La dermatofitosis, también conocida como tiña, es una infección fúngica superficial que afecta la piel, el cabello y las uñas tanto en humanos como en animales. Causada por un grupo de hongos llamados dermatofitos, esta condición es altamente contagiosa y frecuente en climas cálidos y húmedos. Con una correcta identificación y tratamiento, puede controlarse eficazmente. En este artículo, exploramos en profundidad sus síntomas, causas, diagnóstico, tratamiento y prevención.

¿Qué es la dermatofitosis?

La dermatofitosis es una micosis superficial producida por hongos queratinofílicos de los géneros Trichophyton, Microsporum y Epidermophyton. Estos organismos se alimentan de la queratina presente en la piel, las uñas y el cabello, generando lesiones características como enrojecimiento, descamación y picor.
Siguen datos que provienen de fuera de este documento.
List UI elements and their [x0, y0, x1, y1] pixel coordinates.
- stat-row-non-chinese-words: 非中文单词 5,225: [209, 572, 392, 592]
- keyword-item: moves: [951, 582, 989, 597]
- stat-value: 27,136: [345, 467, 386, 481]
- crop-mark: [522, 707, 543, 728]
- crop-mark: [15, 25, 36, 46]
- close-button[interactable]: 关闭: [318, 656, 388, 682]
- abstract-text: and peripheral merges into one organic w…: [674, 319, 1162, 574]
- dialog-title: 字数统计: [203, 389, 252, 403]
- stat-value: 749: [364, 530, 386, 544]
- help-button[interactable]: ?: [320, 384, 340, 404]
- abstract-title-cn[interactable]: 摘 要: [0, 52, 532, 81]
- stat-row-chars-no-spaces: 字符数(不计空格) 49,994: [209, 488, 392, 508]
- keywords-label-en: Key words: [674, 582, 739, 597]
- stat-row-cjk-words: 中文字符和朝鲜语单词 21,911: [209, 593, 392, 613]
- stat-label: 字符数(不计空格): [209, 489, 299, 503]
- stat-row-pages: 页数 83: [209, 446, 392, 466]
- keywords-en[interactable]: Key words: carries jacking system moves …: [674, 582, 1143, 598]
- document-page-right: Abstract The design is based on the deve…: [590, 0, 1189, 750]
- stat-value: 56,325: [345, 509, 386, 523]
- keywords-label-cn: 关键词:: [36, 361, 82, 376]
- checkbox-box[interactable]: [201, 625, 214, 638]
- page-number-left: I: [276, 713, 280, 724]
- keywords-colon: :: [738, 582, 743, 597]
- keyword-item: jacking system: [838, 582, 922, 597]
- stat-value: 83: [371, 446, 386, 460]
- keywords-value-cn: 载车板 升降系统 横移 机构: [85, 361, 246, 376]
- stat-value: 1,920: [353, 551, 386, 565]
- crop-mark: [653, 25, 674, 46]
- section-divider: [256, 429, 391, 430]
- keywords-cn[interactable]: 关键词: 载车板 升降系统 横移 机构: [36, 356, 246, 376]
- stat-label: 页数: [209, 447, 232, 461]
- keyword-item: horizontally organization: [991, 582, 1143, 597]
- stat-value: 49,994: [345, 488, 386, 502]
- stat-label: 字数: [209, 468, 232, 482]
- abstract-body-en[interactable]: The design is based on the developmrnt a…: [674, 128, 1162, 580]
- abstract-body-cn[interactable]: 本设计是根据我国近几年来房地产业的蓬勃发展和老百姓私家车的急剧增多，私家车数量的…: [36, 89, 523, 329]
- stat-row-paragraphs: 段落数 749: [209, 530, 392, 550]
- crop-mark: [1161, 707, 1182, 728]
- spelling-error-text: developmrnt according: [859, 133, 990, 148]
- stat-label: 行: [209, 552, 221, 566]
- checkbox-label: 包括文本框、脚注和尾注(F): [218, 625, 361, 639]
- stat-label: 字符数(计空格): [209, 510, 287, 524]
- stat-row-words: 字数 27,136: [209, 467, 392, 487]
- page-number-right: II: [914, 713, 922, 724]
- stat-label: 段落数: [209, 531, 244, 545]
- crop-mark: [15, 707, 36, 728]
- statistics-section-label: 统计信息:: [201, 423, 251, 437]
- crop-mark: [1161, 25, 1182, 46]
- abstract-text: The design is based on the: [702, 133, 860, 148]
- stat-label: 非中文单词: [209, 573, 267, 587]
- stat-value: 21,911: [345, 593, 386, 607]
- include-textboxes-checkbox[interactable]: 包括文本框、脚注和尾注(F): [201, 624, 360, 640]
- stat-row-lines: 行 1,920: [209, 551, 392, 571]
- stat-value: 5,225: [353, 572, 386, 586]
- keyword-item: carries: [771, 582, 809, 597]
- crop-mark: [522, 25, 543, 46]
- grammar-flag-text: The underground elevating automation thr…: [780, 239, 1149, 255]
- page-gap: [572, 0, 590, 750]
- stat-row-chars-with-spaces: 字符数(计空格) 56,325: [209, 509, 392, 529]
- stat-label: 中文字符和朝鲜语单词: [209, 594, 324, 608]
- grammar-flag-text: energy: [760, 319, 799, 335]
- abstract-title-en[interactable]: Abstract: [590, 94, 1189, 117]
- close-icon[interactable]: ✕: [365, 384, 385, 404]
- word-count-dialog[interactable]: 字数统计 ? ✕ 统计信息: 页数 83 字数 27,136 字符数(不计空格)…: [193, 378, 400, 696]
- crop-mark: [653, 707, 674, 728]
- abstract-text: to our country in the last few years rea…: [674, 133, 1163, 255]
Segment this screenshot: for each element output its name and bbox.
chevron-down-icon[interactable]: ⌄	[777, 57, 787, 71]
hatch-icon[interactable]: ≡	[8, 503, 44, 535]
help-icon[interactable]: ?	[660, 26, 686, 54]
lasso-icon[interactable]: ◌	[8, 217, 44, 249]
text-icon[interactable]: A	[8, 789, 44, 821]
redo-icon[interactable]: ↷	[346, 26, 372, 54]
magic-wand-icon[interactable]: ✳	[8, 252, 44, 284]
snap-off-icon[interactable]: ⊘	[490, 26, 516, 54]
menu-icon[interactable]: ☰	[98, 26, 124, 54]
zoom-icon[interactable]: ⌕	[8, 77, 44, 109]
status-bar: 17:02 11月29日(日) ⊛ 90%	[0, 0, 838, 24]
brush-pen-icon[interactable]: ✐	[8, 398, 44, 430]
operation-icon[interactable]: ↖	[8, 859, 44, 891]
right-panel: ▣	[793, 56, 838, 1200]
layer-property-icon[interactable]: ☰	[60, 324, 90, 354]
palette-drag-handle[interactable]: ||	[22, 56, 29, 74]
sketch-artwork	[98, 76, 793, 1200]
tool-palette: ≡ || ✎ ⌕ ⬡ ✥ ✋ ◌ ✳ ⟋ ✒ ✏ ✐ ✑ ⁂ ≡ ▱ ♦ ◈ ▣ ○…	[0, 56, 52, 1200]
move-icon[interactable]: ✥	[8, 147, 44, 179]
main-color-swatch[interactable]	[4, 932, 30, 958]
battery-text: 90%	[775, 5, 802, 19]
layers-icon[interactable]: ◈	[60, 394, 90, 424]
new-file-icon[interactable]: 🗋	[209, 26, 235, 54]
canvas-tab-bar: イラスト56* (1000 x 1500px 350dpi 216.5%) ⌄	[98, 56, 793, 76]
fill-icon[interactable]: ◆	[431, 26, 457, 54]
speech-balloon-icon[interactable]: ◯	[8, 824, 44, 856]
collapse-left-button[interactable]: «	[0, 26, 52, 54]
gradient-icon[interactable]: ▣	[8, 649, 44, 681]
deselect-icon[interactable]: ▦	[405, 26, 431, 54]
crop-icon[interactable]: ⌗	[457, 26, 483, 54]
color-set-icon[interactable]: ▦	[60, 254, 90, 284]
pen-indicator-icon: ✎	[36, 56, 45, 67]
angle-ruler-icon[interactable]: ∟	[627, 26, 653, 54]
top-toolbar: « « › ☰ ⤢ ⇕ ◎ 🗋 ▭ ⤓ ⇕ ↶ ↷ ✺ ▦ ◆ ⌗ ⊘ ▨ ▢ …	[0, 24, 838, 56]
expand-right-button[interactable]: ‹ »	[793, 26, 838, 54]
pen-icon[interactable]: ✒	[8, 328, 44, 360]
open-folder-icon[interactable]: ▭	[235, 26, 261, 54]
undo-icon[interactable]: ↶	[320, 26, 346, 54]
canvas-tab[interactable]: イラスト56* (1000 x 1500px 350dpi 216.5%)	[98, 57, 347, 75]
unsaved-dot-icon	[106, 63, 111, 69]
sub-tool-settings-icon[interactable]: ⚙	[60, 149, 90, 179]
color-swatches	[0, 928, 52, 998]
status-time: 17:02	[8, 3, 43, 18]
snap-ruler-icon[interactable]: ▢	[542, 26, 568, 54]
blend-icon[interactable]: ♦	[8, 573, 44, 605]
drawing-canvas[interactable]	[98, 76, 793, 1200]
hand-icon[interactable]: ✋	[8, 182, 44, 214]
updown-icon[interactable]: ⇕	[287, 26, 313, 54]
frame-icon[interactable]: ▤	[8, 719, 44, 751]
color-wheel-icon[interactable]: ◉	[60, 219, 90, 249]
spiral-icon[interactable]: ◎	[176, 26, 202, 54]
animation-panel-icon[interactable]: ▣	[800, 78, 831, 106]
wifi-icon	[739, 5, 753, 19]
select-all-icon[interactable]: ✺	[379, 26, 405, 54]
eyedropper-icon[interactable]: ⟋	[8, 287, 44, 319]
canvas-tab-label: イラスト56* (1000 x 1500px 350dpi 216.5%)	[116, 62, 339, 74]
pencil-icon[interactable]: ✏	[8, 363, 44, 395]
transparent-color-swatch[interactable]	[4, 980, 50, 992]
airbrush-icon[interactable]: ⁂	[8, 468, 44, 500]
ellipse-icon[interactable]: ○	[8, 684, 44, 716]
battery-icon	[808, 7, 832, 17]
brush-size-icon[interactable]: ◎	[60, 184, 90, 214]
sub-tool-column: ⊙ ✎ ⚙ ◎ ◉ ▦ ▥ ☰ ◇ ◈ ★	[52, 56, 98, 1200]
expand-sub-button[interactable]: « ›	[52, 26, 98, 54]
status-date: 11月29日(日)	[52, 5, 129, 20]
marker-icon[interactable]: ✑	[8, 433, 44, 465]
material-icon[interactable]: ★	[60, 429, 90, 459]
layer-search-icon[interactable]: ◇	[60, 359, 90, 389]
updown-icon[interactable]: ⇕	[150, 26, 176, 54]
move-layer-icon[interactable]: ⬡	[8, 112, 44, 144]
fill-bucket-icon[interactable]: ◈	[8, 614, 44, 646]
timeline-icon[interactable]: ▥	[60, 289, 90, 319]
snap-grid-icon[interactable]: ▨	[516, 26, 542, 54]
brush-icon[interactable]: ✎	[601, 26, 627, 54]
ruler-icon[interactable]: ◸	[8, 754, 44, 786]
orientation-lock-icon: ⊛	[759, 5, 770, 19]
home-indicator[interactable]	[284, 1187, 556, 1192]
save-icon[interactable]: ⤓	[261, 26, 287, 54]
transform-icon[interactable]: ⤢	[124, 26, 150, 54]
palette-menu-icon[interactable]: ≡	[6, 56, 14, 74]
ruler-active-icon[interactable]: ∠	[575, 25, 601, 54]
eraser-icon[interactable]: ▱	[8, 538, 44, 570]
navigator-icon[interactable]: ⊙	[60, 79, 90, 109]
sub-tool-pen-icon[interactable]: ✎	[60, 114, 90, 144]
Tipos comunes de dermatofitosis

  • Tinea corporis: afecta el cuerpo.
  • Tinea pedis (pie de atleta): afecta los pies.
  • Tinea capitis: afecta el cuero cabelludo.
  • Tinea unguium (onicomicosis): afecta las uñas.
  • Tinea cruris: afecta la zona inguinal.

Causas y factores de riesgo

La infección se transmite por contacto directo con personas, animales o superficies contaminadas. Entre los factores que aumentan el riesgo de contraer dermatofitosis se encuentran:

  • Uso compartido de toallas, peines o ropa.
  • Alta humedad y sudoración excesiva.
  • Higiene deficiente.
  • Inmunodeficiencia.
  • Contacto con animales infectados.

Síntomas de la dermatofitosis

Los síntomas pueden variar según el tipo de tiña, pero generalmente incluyen:

  • Manchas circulares rojas y escamosas.
  • Picazón intensa.
  • Pérdida de cabello en zonas afectadas (en tiña capitis).
  • Engrosamiento o decoloración de uñas (en onicomicosis).
  • Fisuras o grietas entre los dedos (en pie de atleta).

Diagnóstico

El diagnóstico se realiza generalmente por inspección clínica, aunque puede confirmarse mediante:

  • Examen con luz de Wood (para fluorescencia de hongos).
  • Raspado de piel y examen microscópico con hidróxido de potasio (KOH).
  • Cultivo micológico para identificar el hongo específico.

Prevención de la dermatofitosis

La prevención es fundamental para evitar recurrencias y contagios. Algunas medidas clave incluyen:

  • Secar bien la piel después del baño.
  • Evitar compartir artículos personales.
  • Usar ropa transpirable y cambiarla con frecuencia.
  • Lavar la ropa con agua caliente si se ha estado expuesto.
  • Tratar a mascotas infectadas.

¿Cuándo acudir al médico?

Es recomendable consultar a un dermatólogo si:

  • La lesión no mejora con cremas antifúngicas en 2 semanas.
  • Se presentan múltiples lesiones o zonas afectadas.
  • La infección compromete uñas o cuero cabelludo.
  • Hay signos de infección secundaria como pus o dolor intenso.

Conclusión

La dermatofitosis es una infección común pero tratable, cuya clave está en el diagnóstico temprano y en seguir adecuadamente el tratamiento. Prevenirla es posible mediante buenas prácticas de higiene y evitando la exposición a fuentes de contagio. Ante cualquier duda o persistencia de síntomas, siempre es recomendable acudir a un especialista.

Puntos clave

  • La dermatofitosis es causada por hongos dermatofitos que afectan piel, cabello y uñas.
  • Se transmite por contacto directo o con objetos contaminados.
  • Los síntomas incluyen picor, lesiones circulares y descamación.
  • Puede tratarse con antifúngicos tópicos u orales según el caso.
  • La prevención es esencial para evitar contagios y recurrencias.